Again, she notes, the role of the quality manager is pivotal because they have the data. "They can bring the players together and say, 'Look, you have dropped the ball and we need to work together,' because they don't have a dog in the fight," Clancy explains.
Clancy notes three other major areas of emphasis that can help boost the rate of quality improvement:
- Greater focus on outcomes: Clancy cites an article published recently by two AHRQ colleagues that said preventable surgical errors cost employers $1.5 billion a year. "In some cases they increase the cost of care by 100%," she notes. Much of the solution lies in better discharge instructions and better follow-up.
"I think what we will see in the very near future is increased pressure from the public and private payers to [penalize] avoidable readmissions," Clancy predicts. She notes this is easier said than done, but again AHRQ is providing tools through its "Health Innovations Exchange" (www.innovations.ahrq.gov). "It lets people know what works and, frankly, what doesn't," notes Clancy.
- Greater focus on health literacy: "Everyone has got to be more attentive to health literacy; even if you have the best instructions in the world, if the patient does not understand them, you can drop the ball in a big way," says Clancy. Quality managers, she says, can work with those who create the discharge instructions to make sure they are "more meaningful than check-off boxes." The AHRQ web site also has tools to use with patients who have limited health literacy (www.ahrq.gov/browse/hlitix.htm).
- Greater focus on multiple chronic conditions: "This is a huge, huge challenge of unbelievable importance," says Clancy. "These are the groups we provide the worst care and spend the most money on." There is a great deal known about the individual diseases, such as heart disease, arthritis, diabetes, and so forth, she says, "but unfortunately, the patient could have all of those."

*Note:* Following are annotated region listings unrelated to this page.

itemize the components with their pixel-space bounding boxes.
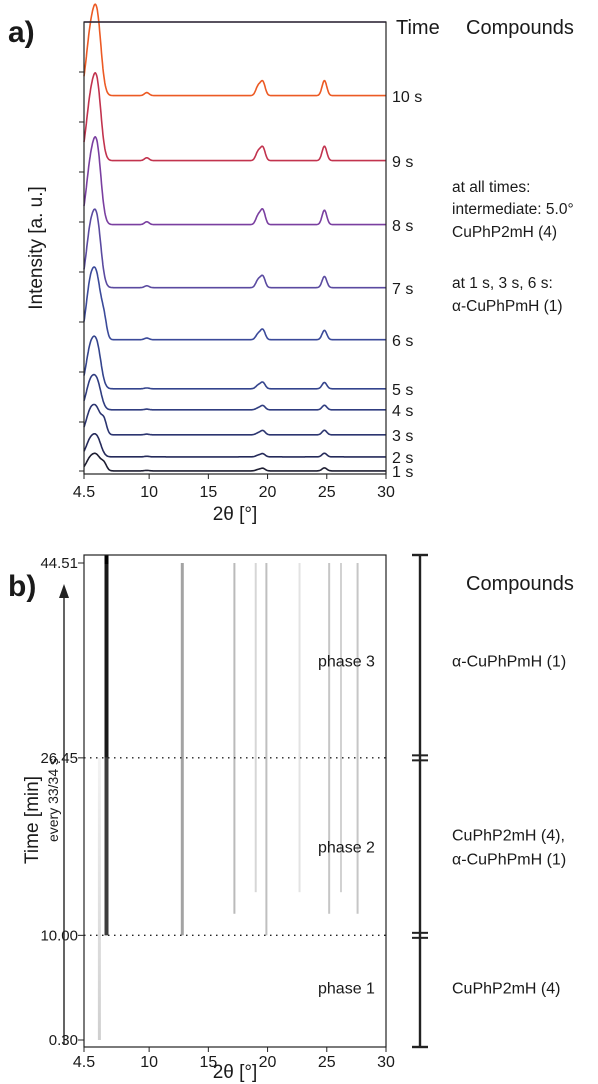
pattern-4s: [83, 373, 386, 411]
time-label-1s: 1 s: [392, 464, 413, 481]
panel-b-phase-bracket: [412, 553, 428, 1049]
panel-a-y-ticks: [79, 71, 84, 472]
intensity-line-1: [104, 563, 109, 758]
annotation-line-5: α-CuPhPmH (1): [452, 298, 563, 315]
x-tick-label: 20: [259, 1054, 277, 1071]
annotation-line-1: at all times:: [452, 179, 530, 196]
annotation-line-2: intermediate: 5.0°: [452, 201, 574, 218]
phase-2-compound-1: CuPhP2mH (4),: [452, 828, 565, 845]
y-tick-label: 10.00: [40, 927, 78, 944]
time-label-4s: 4 s: [392, 403, 413, 420]
time-label-7s: 7 s: [392, 281, 413, 298]
x-tick-label: 30: [377, 1054, 395, 1071]
x-tick-label: 15: [199, 1054, 217, 1071]
phase-2-compound-2: α-CuPhPmH (1): [452, 852, 566, 869]
pattern-7s: [83, 208, 386, 289]
pattern-1s: [83, 452, 386, 472]
x-tick-label: 30: [377, 484, 395, 501]
annotation-line-3: CuPhP2mH (4): [452, 224, 557, 241]
pattern-3s: [83, 403, 386, 436]
pattern-2s: [83, 433, 386, 458]
x-tick-label: 25: [318, 1054, 336, 1071]
time-label-2s: 2 s: [392, 450, 413, 467]
annotation-line-4: at 1 s, 3 s, 6 s:: [452, 275, 553, 292]
intensity-line-4: [233, 563, 236, 914]
intensity-line-5: [254, 563, 257, 893]
panel-b-label: b): [8, 570, 36, 603]
phase-label-2: phase 2: [318, 840, 375, 857]
panel-a-x-axis-label: 2θ [°]: [213, 504, 258, 525]
panel-a-compounds-header: Compounds: [466, 17, 574, 39]
panel-b-phase-boundaries: [84, 757, 386, 937]
intensity-line-9: [339, 563, 342, 893]
time-label-8s: 8 s: [392, 218, 413, 235]
panel-b-y-axis-label: Time [min]: [22, 776, 43, 864]
pattern-5s: [83, 335, 386, 390]
pattern-8s: [83, 136, 386, 226]
phase-1-compound-1: CuPhP2mH (4): [452, 981, 560, 998]
time-label-6s: 6 s: [392, 333, 413, 350]
intensity-line-3: [180, 563, 184, 936]
intensity-line-10: [356, 563, 359, 914]
panel-b-frame: [83, 554, 387, 1048]
phase-3-compound-1: α-CuPhPmH (1): [452, 653, 566, 670]
intensity-line-2: [104, 757, 109, 936]
pattern-9s: [83, 72, 386, 162]
panel-a-label: a): [8, 16, 35, 49]
x-tick-label: 10: [140, 1054, 158, 1071]
intensity-line-7: [298, 563, 301, 893]
panel-b-intensity-lines: [97, 555, 359, 1040]
phase-label-3: phase 3: [318, 653, 375, 670]
panel-a-time-header: Time: [396, 17, 440, 39]
x-tick-label: 4.5: [73, 1054, 95, 1071]
time-label-9s: 9 s: [392, 154, 413, 171]
panel-b-phase-labels: phase 1 CuPhP2mH (4) phase 2 CuPhP2mH (4), α…: [318, 653, 566, 997]
intensity-line-8: [328, 563, 331, 914]
panel-b-x-axis-label: 2θ [°]: [213, 1062, 258, 1083]
time-label-10s: 10 s: [392, 89, 422, 106]
panel-a-annotations: at all times: intermediate: 5.0° CuPhP2m…: [452, 179, 574, 315]
phase-label-1: phase 1: [318, 981, 375, 998]
panel-b-x-ticks: 4.5 10 15 20 25 30: [73, 1047, 395, 1071]
panel-b-y-axis-sublabel: every 33/34 s: [45, 758, 61, 842]
intensity-line-6: [265, 563, 268, 936]
y-tick-label: 44.51: [40, 555, 78, 572]
intensity-line-top: [104, 555, 109, 564]
time-axis-arrowhead: [59, 584, 69, 598]
x-tick-label: 10: [140, 484, 158, 501]
panel-a: a) 4.5 10 15 20 25 30 Intensity [a. u.] 2θ [°…: [8, 3, 574, 525]
panel-a-time-labels: 1 s2 s 3 s 4 s 5 s 6 s 7 s 8 s 9 s 10 s: [392, 89, 422, 481]
x-tick-label: 25: [318, 484, 336, 501]
panel-a-series-group: [83, 3, 386, 472]
panel-a-frame: [83, 21, 387, 475]
x-tick-label: 4.5: [73, 484, 95, 501]
pattern-10s: [83, 3, 386, 97]
x-tick-label: 20: [259, 484, 277, 501]
x-tick-label: 15: [199, 484, 217, 501]
time-label-3s: 3 s: [392, 428, 413, 445]
intensity-line-0: [97, 757, 101, 1040]
y-tick-label: 26.45: [40, 750, 78, 767]
time-label-5s: 5 s: [392, 382, 413, 399]
pattern-6s: [83, 266, 386, 341]
panel-a-x-ticks: 4.5 10 15 20 25 30: [73, 474, 395, 501]
panel-a-y-axis-label: Intensity [a. u.]: [26, 186, 47, 310]
panel-b-compounds-header: Compounds: [466, 573, 574, 595]
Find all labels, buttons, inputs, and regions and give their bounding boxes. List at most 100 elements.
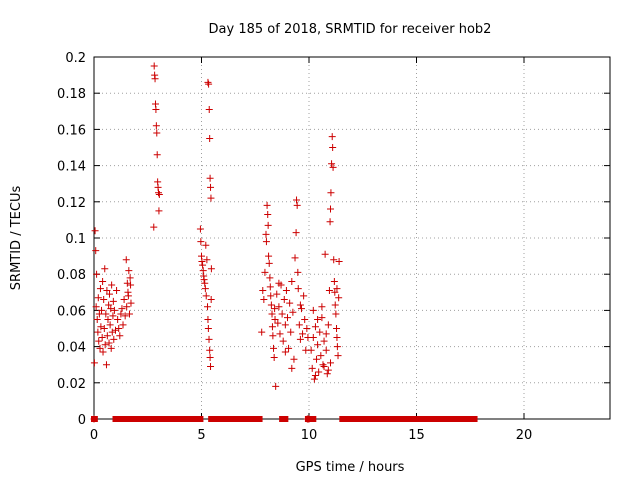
data-point xyxy=(127,299,135,307)
data-point xyxy=(105,290,113,298)
data-point xyxy=(281,348,289,356)
data-point xyxy=(120,296,128,304)
axis-ticks: 0 0.02 0.04 0.06 0.08 0.1 0.12 0.14 0.16 0.18 0.2 0… xyxy=(57,51,610,443)
data-point xyxy=(198,258,206,266)
data-point xyxy=(270,353,278,361)
data-point xyxy=(105,339,113,347)
data-point xyxy=(107,305,115,313)
data-point xyxy=(311,372,319,380)
data-point xyxy=(335,294,343,302)
y-tick-label: 0.16 xyxy=(57,123,86,138)
data-point xyxy=(276,330,284,338)
data-point xyxy=(207,265,215,273)
data-point xyxy=(305,415,313,423)
data-point xyxy=(205,105,213,113)
data-point xyxy=(332,310,340,318)
data-point xyxy=(293,201,301,209)
data-point xyxy=(201,285,209,293)
data-point xyxy=(125,310,133,318)
data-point xyxy=(327,359,334,367)
data-point xyxy=(333,325,341,332)
data-point xyxy=(269,332,277,340)
y-tick-label: 0.2 xyxy=(65,51,86,66)
data-point xyxy=(318,303,326,311)
data-point xyxy=(324,321,332,329)
data-point xyxy=(265,259,273,267)
data-point xyxy=(297,305,305,313)
data-point xyxy=(309,306,317,314)
data-point xyxy=(264,210,272,218)
data-point xyxy=(314,315,322,323)
data-point xyxy=(202,241,210,249)
data-point xyxy=(152,122,160,130)
zero-value-bar xyxy=(339,416,383,422)
data-point xyxy=(107,344,115,352)
data-point xyxy=(206,134,214,142)
data-point xyxy=(282,286,290,294)
data-point xyxy=(90,415,98,423)
data-point xyxy=(335,258,343,266)
data-point xyxy=(102,310,110,318)
data-point xyxy=(106,321,114,329)
data-point xyxy=(204,325,212,332)
data-point xyxy=(103,286,111,294)
data-point xyxy=(125,267,133,275)
data-point xyxy=(155,207,163,215)
data-point xyxy=(202,292,210,300)
data-point xyxy=(155,191,163,199)
data-point xyxy=(323,370,331,378)
data-point xyxy=(271,305,279,313)
data-point xyxy=(199,261,207,269)
data-point xyxy=(279,337,287,345)
data-point xyxy=(333,334,341,342)
data-point xyxy=(268,310,276,318)
data-point xyxy=(126,274,134,282)
data-point xyxy=(150,223,158,231)
data-point xyxy=(100,296,108,304)
grid-lines xyxy=(94,57,610,419)
data-point xyxy=(287,328,295,336)
data-point xyxy=(110,306,118,314)
data-point xyxy=(204,303,212,311)
data-point xyxy=(203,256,211,264)
data-point xyxy=(301,315,309,323)
data-point xyxy=(206,353,214,361)
data-point xyxy=(310,375,318,383)
data-point xyxy=(294,285,302,293)
data-point xyxy=(331,288,339,296)
x-axis-label: GPS time / hours xyxy=(296,460,405,475)
data-point xyxy=(112,326,119,334)
data-point xyxy=(92,247,100,255)
data-point xyxy=(288,364,296,372)
zero-value-markers xyxy=(91,416,478,422)
data-point xyxy=(322,346,330,354)
data-point xyxy=(278,310,286,318)
data-point xyxy=(123,279,131,287)
data-point xyxy=(104,315,112,323)
data-point xyxy=(331,301,339,309)
data-point xyxy=(266,283,274,291)
data-point xyxy=(290,355,298,363)
data-point xyxy=(260,296,268,304)
y-tick-label: 0 xyxy=(78,413,86,428)
data-point xyxy=(118,305,126,313)
data-point xyxy=(197,238,205,246)
data-points xyxy=(90,62,343,423)
data-point xyxy=(99,277,107,285)
zero-value-bar xyxy=(112,416,125,422)
x-tick-label: 0 xyxy=(90,428,98,443)
data-point xyxy=(96,285,104,293)
data-point xyxy=(101,265,109,273)
data-point xyxy=(264,221,272,229)
data-point xyxy=(207,194,215,202)
data-point xyxy=(263,201,271,209)
data-point xyxy=(94,294,102,302)
data-point xyxy=(295,321,303,329)
data-point xyxy=(281,321,289,329)
data-point xyxy=(326,218,334,226)
data-point xyxy=(114,315,122,323)
y-tick-label: 0.18 xyxy=(57,87,86,102)
data-point xyxy=(99,348,107,356)
data-point xyxy=(271,315,279,323)
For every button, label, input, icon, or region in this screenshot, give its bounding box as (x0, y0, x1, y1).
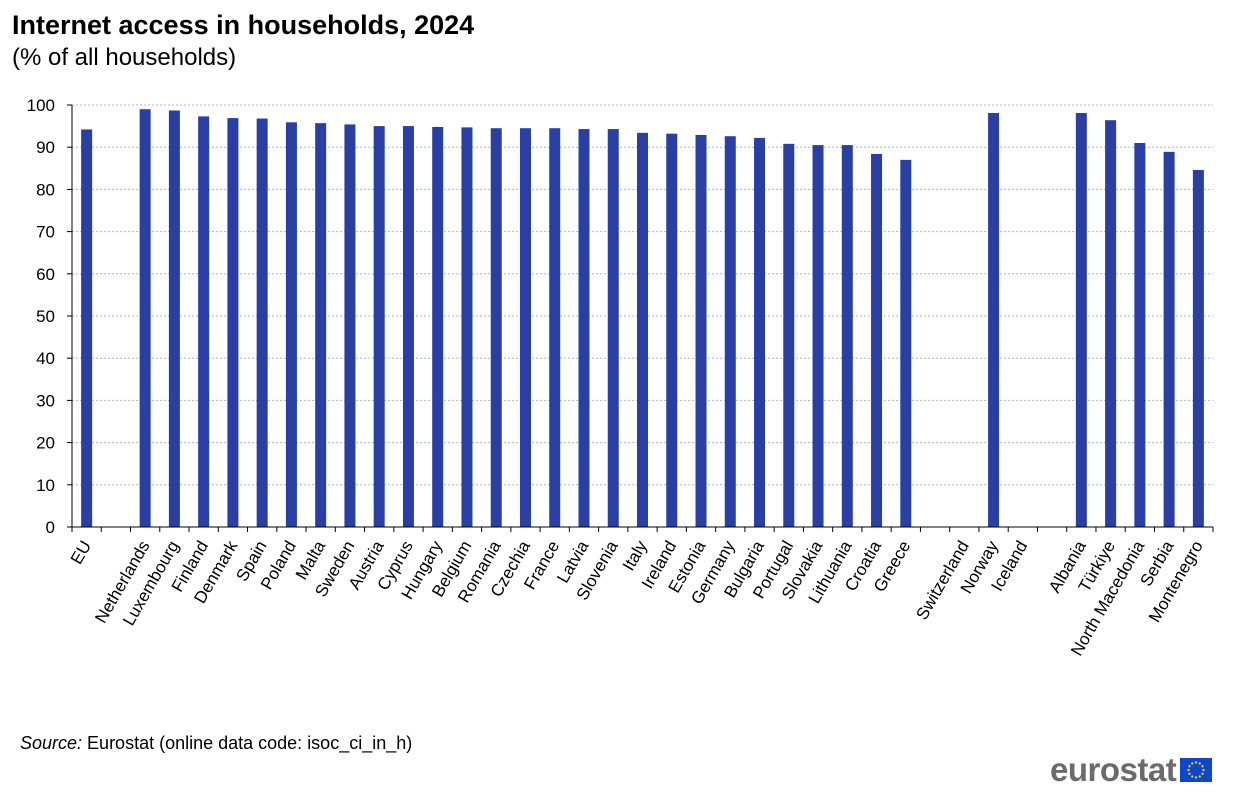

Here again, she says, the "team sport" approach becomes critical. "The quality manager might be in a position to coordinate with the multiple specialists and ask who the 'quarterback' is going to be," she suggests. "Who's going to be following the patient when they are discharged?" They may literally need to physically bring them together in person, or by phone, Clancy suggests, "This is much harder than it should be," she says.
The good news, Clancy says, is that every provider and all health care organizations want to do the right thing. "However," she concludes, "we still have a long way to go to make the right thing the easy thing to do."